Святая грешница - страница 8

стр.

– Почему ты помешала ей петь? – спросил Феоктин.

Натура у него была не так примитивна, как у его маленькой возлюбленной, и это странное пение произвело на него иное впечатление. Его утонченный ум быстро утомлялся всем, что было знакомо и изведано. Для того, чтобы дойти до его сердце, ощущения и переживания должны были каждый день избирать все новые и новые пути.

Из придорожной канавы вышла женщина. Она прижала руку сначала к груди, потом поднесла ее ко лбу и наконец протянула ее за подаянием.

– Это ты, Миррина?.. Я пела, чтобы развеселить его. Он голоден. Кроме того, язвы причиняют ему страдания, и он не может уснуть…

– Кто? Ретик? Все еще он?

Женщина казалась гораздо старше своих лет. Ее дряблое тело едва было прикрыто лохмотьями из синего холста. Молодость сохранилась только в голосе, необыкновенно гибком и теплом, который от самых чистых звуков флейты доходил до воплей, похожих на завывания ветра в дремучем лесу.

Говорили, что она родилась в стране еще дальше родины савроматов, на плоской и пустынной равнине, где кони скифов зимой разрывают копытами снег в поисках травы. Скитаясь за чертой города, она предлагала себя рабам и преступникам, осужденным властями на ассенизационные работы, и они платили ей медными грошами.

Кроме того, она занималась колдовством, продавая разные приворотные зелья. Клиентура ее состояла из богатых коринфских дам, главным образом из куртизанок, которые считали ее более сведущей в колдовстве, чем фессалийки. Ничего не тратя на себя, Ордула кормила одного варвара, бывшего раба, хромого и отвратительного нищего Ретика, которого скупой Поссидий имел жестокость прогнать от себя.

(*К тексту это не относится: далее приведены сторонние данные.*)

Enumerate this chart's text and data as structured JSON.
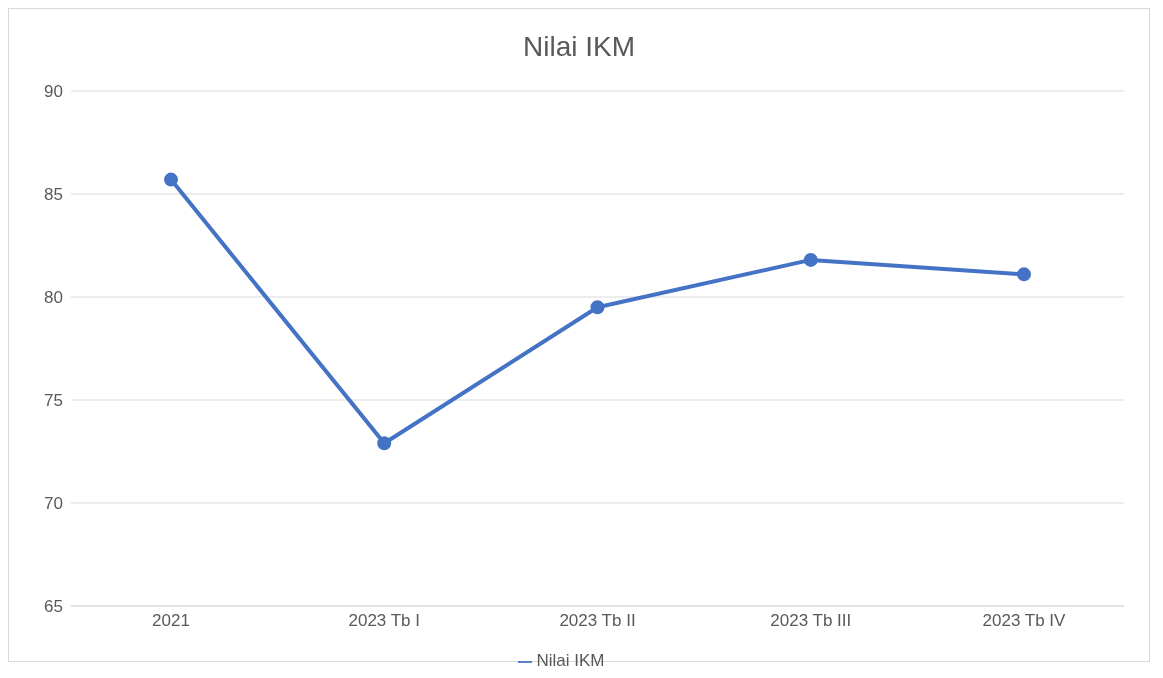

– Ты знаешь, у нас предстоят гонения на христиан?

Миррина чувствовала гордость, что в свою очередь может сообщить такую важную новость.

– На христиан? Плевать мне на них! Они уверяют, будто мертвые никогда не выходят из своих могил, в которых их стережет Христос или Люцифер. И люди идут к христианам, потому что боятся мертвых. А я так люблю мертвых и их тени! Я их нисколько не боюсь. Я слушаю, что они говорят мне, и живу этим. И на твоих богов я тоже плюю! Для меня существуют одни только мертвые… И еще страдания живых. Ах, Миррина, если бы ты только знала, как сладко утешать страждущих! Жалость рождает чувство еще сильнее любви, оно поддерживает и воскрешает…

– Ты говоришь о Ретике?

– Да. Есть ли кто-нибудь несчастнее его? Взгляни!

В это время из канавы почти ползком вышел нищий. Он приседал на обе ноги, точно верблюд, который становится на колени. Один глаз у него был закрыт темным бельмом… Миррина отвернулась. Уродство и болезни возбуждали в ней отвращение.

– Дай мне руку, – сказала Ордула, – я погадаю тебе о твоей судьбе.

– Нет, сегодня поздно. Зайди как-нибудь ко мне; ты знаешь, где я живу… Только без него, – прибавила она с содроганием.

– Я его не беру с собой. Он просит милостыню на рынке, пока я хожу по городу… Подай ему что-нибудь!

* * *

Фульвия, дочь Мария Фульвия Перегринуса, патриция и правителя Коринфа, была замужем за романизированным греком Агабусом. Это был человек знающий и опытный. Он занимал пост прокуратора в Фессалониках, в области, принадлежавшей божественному августу – императору Диоклетиану. Этот пост сулил ему блестящую будущность. Через восемнадцать месяцев после замужества Фульвия подарила ему сына, или, как говорили римляне, верные старому способу выражаться: «Агабус приумножился сыном», что означало прочность и долговечность рода.

Фульвия уехала из Фессалоник к своей матери Гортензии, чтобы у нее разрешиться от бремени. По этому случаю дворец правителя был разукрашен гирляндами, и все знатные дамы Коринфа спешили туда поздравить роженицу.

Шесть месяцев тому назад Феоктин обещал Миррине расстаться со своей бывшей любовницей. Ничего не могло быть проще этого: ему пришлось только порвать скрываемую от всех связь с Евтропией, женой Веллеия Виктора, важного чиновника, секретаря Перегринуса. Это тоже был римлянин по происхождению, очень старинного рода, хотя и не патриций.

Разрыв прошел для Феоктина совершенно безболезненно: Евтропия, кичащаяся своим происхождением, женщина не первой молодости, тешила только его самолюбие. Она со своей стороны простила бы ему этот разрыв, если бы он покинул ее для другой женщины, а не для какой-то рабыни Афродиты, и притом самого низкого происхождения, которую ему даже пришлось выкупить у главной жрицы.